Procedure for Sealing Criminal Record
There are many specific steps to follow in order to successfully petition to get a criminal record sealed, and failure to comply with rules and deadlines will result in a rejection of the petition. The fastest and most reliable method for getting records sealed is to get the help of a criminal lawyer who has not only a thorough knowledge of Las Vegas legal procedure, but who also has a reputation and rapport with the authorities. Because sealing of records is always left to the court’s judgment in the end, an established attorney’s clout is one of the most valuable assets you can have in the process.
Once the waiting period has ended, you can submit the petition paperwork and associated fees to the Clark County District Attorney’s office. If the DA signs the petition, the court will probably order the record sealed. Even if the DA does not sign your petition, however, you can request a judicial hearing, and the court may decide to seal the record against the DA’s judgment. Obviously, this process is best handled by an attorney who has experience navigating these difficult legal paths.

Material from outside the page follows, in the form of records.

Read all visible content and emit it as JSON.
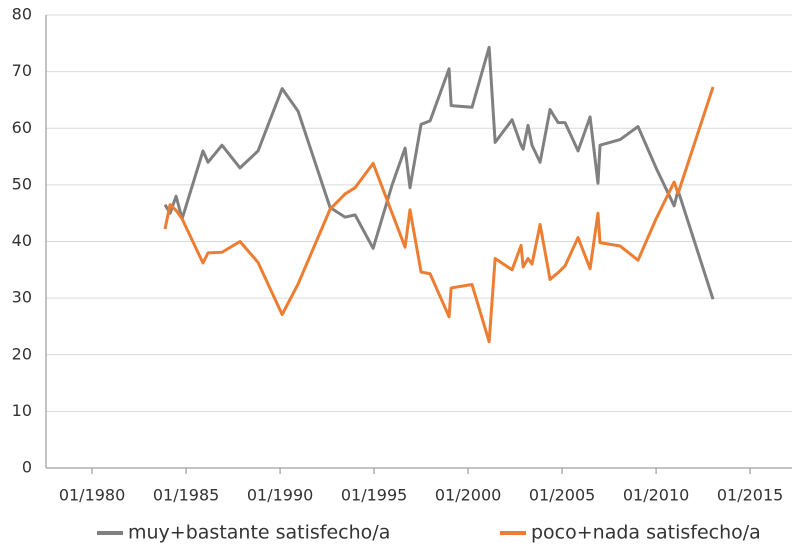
{
  "chart_data": {
    "type": "line",
    "x": [
      1983.88,
      1984.15,
      1984.47,
      1984.79,
      1985.9,
      1986.17,
      1986.91,
      1987.87,
      1988.83,
      1990.11,
      1990.96,
      1992.66,
      1993.46,
      1993.99,
      1994.95,
      1995.96,
      1996.65,
      1996.91,
      1997.5,
      1997.98,
      1998.99,
      1999.1,
      2000.21,
      2001.12,
      2001.44,
      2002.34,
      2002.82,
      2002.93,
      2003.19,
      2003.4,
      2003.83,
      2004.36,
      2004.79,
      2005.16,
      2005.85,
      2006.49,
      2006.91,
      2007.02,
      2008.09,
      2009.04,
      2010.0,
      2010.96,
      2011.17,
      2013.03
    ],
    "series": [
      {
        "name": "muy+bastante satisfecho/a",
        "color": "#808080",
        "values": [
          46.5,
          45,
          48,
          44,
          56,
          54,
          57,
          53,
          56,
          67,
          63,
          46,
          44.3,
          44.7,
          38.8,
          50,
          56.5,
          49.5,
          60.7,
          61.3,
          70.5,
          64,
          63.7,
          74.3,
          57.5,
          61.5,
          57,
          56.3,
          60.5,
          57,
          54,
          63.3,
          61,
          61,
          56,
          62,
          50.3,
          57,
          58,
          60.3,
          53,
          46.3,
          49,
          29.8
        ]
      },
      {
        "name": "poco+nada satisfecho/a",
        "color": "#ed7d31",
        "values": [
          42.2,
          46.5,
          45.5,
          44,
          36.2,
          38,
          38.1,
          40,
          36.3,
          27.1,
          32.5,
          45.7,
          48.4,
          49.5,
          53.8,
          45,
          39,
          45.6,
          34.6,
          34.3,
          26.7,
          31.8,
          32.4,
          22.3,
          37,
          35,
          39.3,
          35.5,
          37,
          36,
          43,
          33.3,
          34.5,
          35.7,
          40.7,
          35.2,
          45,
          39.8,
          39.2,
          36.7,
          44,
          50.5,
          48.5,
          67.3
        ]
      }
    ],
    "xlim": [
      1977.55,
      2017.23
    ],
    "xticks": [
      {
        "value": 1980,
        "label": "01/1980"
      },
      {
        "value": 1985,
        "label": "01/1985"
      },
      {
        "value": 1990,
        "label": "01/1990"
      },
      {
        "value": 1995,
        "label": "01/1995"
      },
      {
        "value": 2000,
        "label": "01/2000"
      },
      {
        "value": 2005,
        "label": "01/2005"
      },
      {
        "value": 2010,
        "label": "01/2010"
      },
      {
        "value": 2015,
        "label": "01/2015"
      }
    ],
    "ylim": [
      0,
      80
    ],
    "yticks": [
      0,
      10,
      20,
      30,
      40,
      50,
      60,
      70,
      80
    ],
    "grid": true,
    "legend": "bottom"
  }
}
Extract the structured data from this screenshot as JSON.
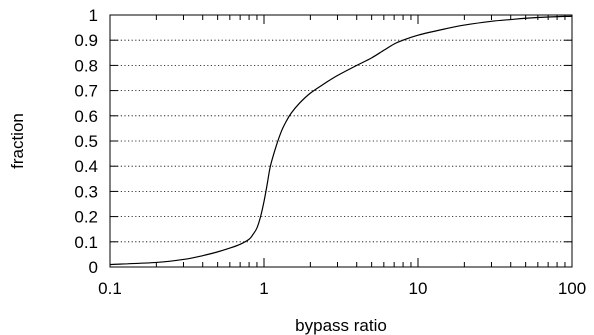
{
  "chart_data": {
    "type": "line",
    "title": "",
    "xlabel": "bypass ratio",
    "ylabel": "fraction",
    "xscale": "log",
    "xlim": [
      0.1,
      100
    ],
    "ylim": [
      0,
      1
    ],
    "x_ticks": [
      {
        "value": 0.1,
        "label": "0.1"
      },
      {
        "value": 1,
        "label": "1"
      },
      {
        "value": 10,
        "label": "10"
      },
      {
        "value": 100,
        "label": "100"
      }
    ],
    "y_ticks": [
      {
        "value": 0,
        "label": "0"
      },
      {
        "value": 0.1,
        "label": "0.1"
      },
      {
        "value": 0.2,
        "label": "0.2"
      },
      {
        "value": 0.3,
        "label": "0.3"
      },
      {
        "value": 0.4,
        "label": "0.4"
      },
      {
        "value": 0.5,
        "label": "0.5"
      },
      {
        "value": 0.6,
        "label": "0.6"
      },
      {
        "value": 0.7,
        "label": "0.7"
      },
      {
        "value": 0.8,
        "label": "0.8"
      },
      {
        "value": 0.9,
        "label": "0.9"
      },
      {
        "value": 1,
        "label": "1"
      }
    ],
    "grid": {
      "horizontal": true,
      "vertical": false,
      "style": "dotted"
    },
    "legend": "none",
    "series": [
      {
        "color": "#000000",
        "x": [
          0.1,
          0.2,
          0.3,
          0.4,
          0.5,
          0.6,
          0.7,
          0.8,
          0.85,
          0.9,
          0.95,
          1.0,
          1.05,
          1.1,
          1.2,
          1.3,
          1.4,
          1.5,
          1.7,
          2.0,
          2.5,
          3,
          4,
          5,
          6,
          7,
          8,
          10,
          15,
          20,
          30,
          40,
          50,
          70,
          100
        ],
        "y": [
          0.01,
          0.018,
          0.03,
          0.045,
          0.06,
          0.075,
          0.09,
          0.11,
          0.13,
          0.155,
          0.2,
          0.26,
          0.33,
          0.4,
          0.48,
          0.54,
          0.58,
          0.61,
          0.65,
          0.69,
          0.73,
          0.76,
          0.8,
          0.83,
          0.86,
          0.885,
          0.9,
          0.92,
          0.945,
          0.96,
          0.975,
          0.982,
          0.987,
          0.992,
          0.995
        ]
      }
    ]
  }
}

One major factor to be aware of is the limit on petitions to seal records. A request for sealing can only be made once, with the ability to ask for two rehearings, and the requests must be made at least two years apart. This means that if a petition to have a drunk driving record sealed is mishandled by an inexperienced lawyer or denied because of a misunderstanding, you will only be left with two more chances, which must be made two years apart, to get the record sealed. If that last effort fails, the record will remain permanently.